On the eve of the fortieth anniversary of the Foreign Corrupt Practices Act, the Justice Department has unveiled a policy that strongly encourages businesses to self-report any violations to the government on their own.
Those that do can presume that the government won’t prosecute them criminally as long as they fix the problem timely and cooperate fully. That’s probably good for shareholders and boards of directors, among others, but less so for managers, executives, or foot soldiers who get thrown under the bus.
The new policy was announced last week at a conference on the FCPA. It’s been added to the official policy manual for federal prosecutors. It takes most parts of the government’s recent pilot program and makes them permanent.
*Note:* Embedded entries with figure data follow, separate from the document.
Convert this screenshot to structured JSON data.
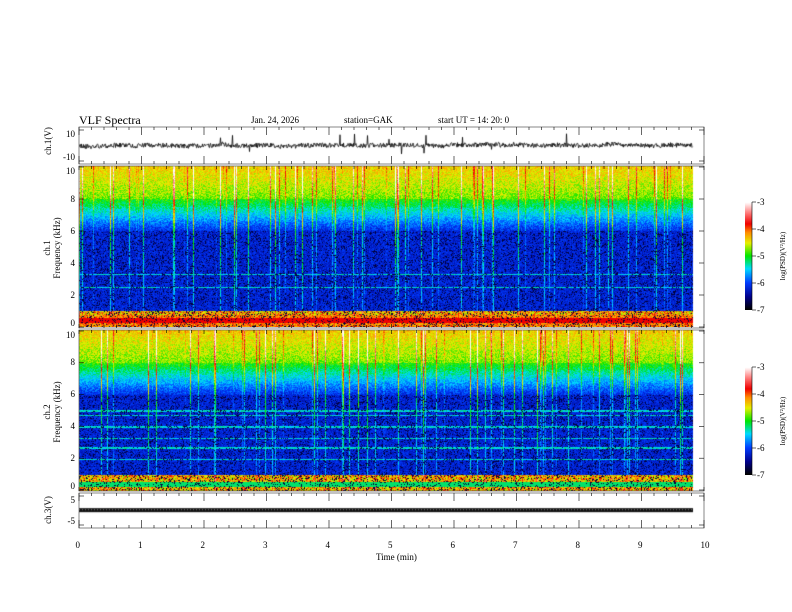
{
  "header": {
    "title": "VLF  Spectra",
    "date": "Jan. 24, 2026",
    "station": "station=GAK",
    "start": "start  UT =   14: 20: 0"
  },
  "colors": {
    "axis": "#000000",
    "background": "#ffffff"
  },
  "chart_data": [
    {
      "type": "line",
      "name": "ch1-waveform",
      "ylabel": "ch.1(V)",
      "ylim": [
        -10,
        10
      ],
      "yticks": [
        "10",
        "-10"
      ],
      "xlim": [
        0,
        10
      ],
      "data_end_min": 9.83,
      "description_values": {
        "mean": 0,
        "noise_amplitude": 1.5
      }
    },
    {
      "type": "heatmap",
      "name": "ch1-spectrogram",
      "ylabel": "ch.1\nFrequency (kHz)",
      "ylabel_line1": "ch.1",
      "ylabel_line2": "Frequency  (kHz)",
      "ylim": [
        0,
        10
      ],
      "yticks": [
        "0",
        "2",
        "4",
        "6",
        "8",
        "10"
      ],
      "xlim": [
        0,
        10
      ],
      "colorbar": {
        "label": "log(PSD)(V²/Hz)",
        "range": [
          -7,
          -3
        ],
        "ticks": [
          "-3",
          "-4",
          "-5",
          "-6",
          "-7"
        ]
      }
    },
    {
      "type": "heatmap",
      "name": "ch2-spectrogram",
      "ylabel_line1": "ch.2",
      "ylabel_line2": "Frequency  (kHz)",
      "ylim": [
        0,
        10
      ],
      "yticks": [
        "0",
        "2",
        "4",
        "6",
        "8",
        "10"
      ],
      "xlim": [
        0,
        10
      ],
      "colorbar": {
        "label": "log(PSD)(V²/Hz)",
        "range": [
          -7,
          -3
        ],
        "ticks": [
          "-3",
          "-4",
          "-5",
          "-6",
          "-7"
        ]
      }
    },
    {
      "type": "line",
      "name": "ch3-waveform",
      "ylabel": "ch.3(V)",
      "ylim": [
        -5,
        5
      ],
      "yticks": [
        "5",
        "-5"
      ],
      "xlim": [
        0,
        10
      ],
      "description_values": {
        "mean": 0.3
      }
    }
  ],
  "xaxis": {
    "label": "Time  (min)",
    "ticks": [
      "0",
      "1",
      "2",
      "3",
      "4",
      "5",
      "6",
      "7",
      "8",
      "9",
      "10"
    ]
  }
}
What does it mean to self-report voluntarily, cooperate fully, and remediate timely? It means a company must report a violation promptly and before the government gets wind of it. Also, it must share everything it knows about anything and anyone involved. Then it must create a sound compliance program based on its size and resources. And it must return all the money or property that’s subject to restitution, forfeiture, or disgorgement.
The government may still prosecute if aggravating factors make the business more culpable. That may happen, for example, if executive management was involved, or the conduct was widespread, or the company made a lot of money from it, or it’s happened before.
But even then, if the business has voluntarily self-reported, fully cooperated, and timely remediated, the government will recommend a criminal fine that’s at least 50% lower than it otherwise might be (unless the business is a repeat offender). Also, if the business has created an effective compliance program, the government likely won’t require the appointment of an outside monitor.
Finally, if a business doesn’t self-report but later cooperates and remediates fully, the government will recommend a fine that’s at least 25% lower than it otherwise might be.